How can I solve system of linear equations in SymPy?
In addition to the great answers given by @AMiT Kumar and @Scott, SymPy 1.0 has added even further functionalities. For the underdetermined linear system of equations, I tried below and get it to work without going deeper into sympy.solvers.solveset.
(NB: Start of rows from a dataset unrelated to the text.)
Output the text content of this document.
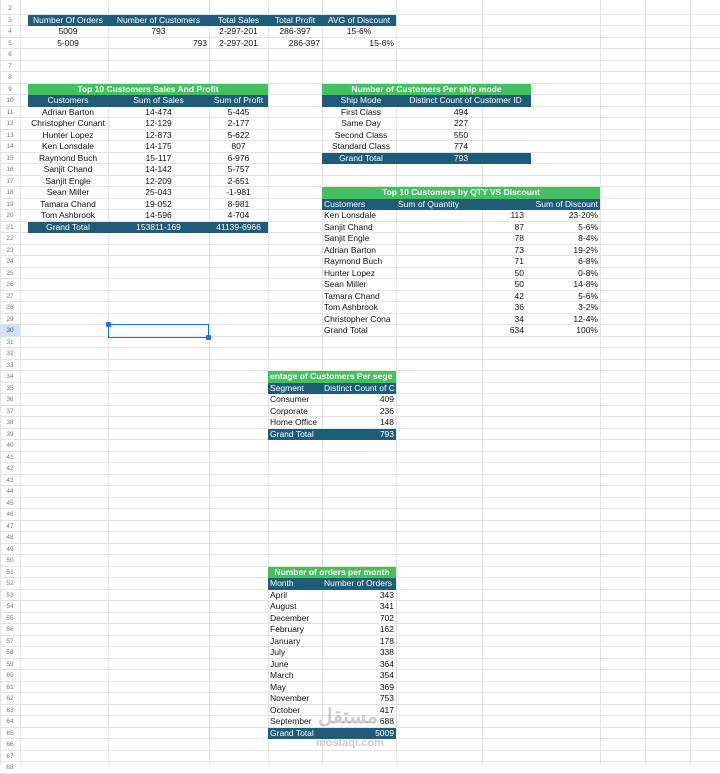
2
3
4
5
6
7
8
9
10
11
12
13
14
15
16
17
18
19
20
21
22
23
24
25
26
27
28
29
30
31
32
33
34
35
36
37
38
39
40
41
42
43
44
45
46
47
48
49
50
51
52
53
54
55
56
57
58
59
60
61
62
63
64
65
66
67
68
Number Of Orders	Number of Customers	Total Sales	Total Profit	AVG of Discount
5009	793	2-297-201	286-397	15-6%
5-009	793	2-297-201	286-397	15-6%
Top 10 Customers Sales And Profit
Customers	Sum of Sales	Sum of Profit
Adrian Barton	14-474	5-445
Christopher Conant	12-129	2-177
Hunter Lopez	12-873	5-622
Ken Lonsdale	14-175	807
Raymond Buch	15-117	6-976
Sanjit Chand	14-142	5-757
Sanjit Engle	12-209	2-651
Sean Miller	25-043	-1-981
Tamara Chand	19-052	8-981
Tom Ashbrook	14-596	4-704
Grand Total	153811-169	41139-6966
Number of Customers Per ship mode
Ship Mode	Distinct Count of Customer ID
First Class	494
Same Day	227
Second Class	550
Standard Class	774
Grand Total	793
Top 10 Customers by QTY VS Discount
Customers	Sum of Quantity	Sum of Discount
Ken Lonsdale	113	23-20%
Sanjit Chand	87	5-6%
Sanjit Engle	78	8-4%
Adrian Barton	73	19-2%
Raymond Buch	71	6-8%
Hunter Lopez	50	0-8%
Sean Miller	50	14-8%
Tamara Chand	42	5-6%
Tom Ashbrook	36	3-2%
Christopher Cona	34	12-4%
Grand Total	634	100%
entage of Customers Per sege
Segment	Distinct Count of C
Consumer	409
Corporate	236
Home Office	148
Grand Total	793
Number of orders per month
Month	Number of Orders
April	343
August	341
December	702
February	162
January	178
July	338
June	364
March	354
May	369
November	753
October	417
September	688
Grand Total	5009
مستقل
mostaql.com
That being said, do go there if curiosity leads you.
from sympy import *
x, y, z = symbols('x, y, z')
eq1 = x + y + z
eq2 = x + y + 2*z
solve([eq1-1, eq2-3], (x, y,z))
That gives me {z: 2, x: -y - 1}.
Again, great package, SymPy developers!
import sympy as sp
x, y, z = sp.symbols('x, y, z')
eq1 = sp.Eq(x + y + z, 1) # x + y + z = 1
eq2 = sp.Eq(x + y + 2 * z, 3) # x + y + 2z = 3
ans = sp.solve((eq1, eq2), (x, y, z))
this is similar to @PaulDong answer with some minor changes
- its a good practice getting used to not using
import *(numpy has many similar functions) - defining equations with
sp.Eq()results in cleaner code later on
SymPy recently got a new Linear system solver: linsolve in sympy.solvers.solveset, you can use that as follows:
In [38]: from sympy import *
In [39]: from sympy.solvers.solveset import linsolve
In [40]: x, y, z = symbols('x, y, z')
List of Equations Form:
In [41]: linsolve([x + y + z - 1, x + y + 2*z - 3 ], (x, y, z))
Out[41]: {(-y - 1, y, 2)}
Augmented Matrix Form:
In [59]: linsolve(Matrix(([1, 1, 1, 1], [1, 1, 2, 3])), (x, y, z))
Out[59]: {(-y - 1, y, 2)}
A*x = b Form
In [59]: M = Matrix(((1, 1, 1, 1), (1, 1, 2, 3)))
In [60]: system = A, b = M[:, :-1], M[:, -1]
In [61]: linsolve(system, x, y, z)
Out[61]: {(-y - 1, y, 2)}
Note: Order of solution corresponds the order of given symbols.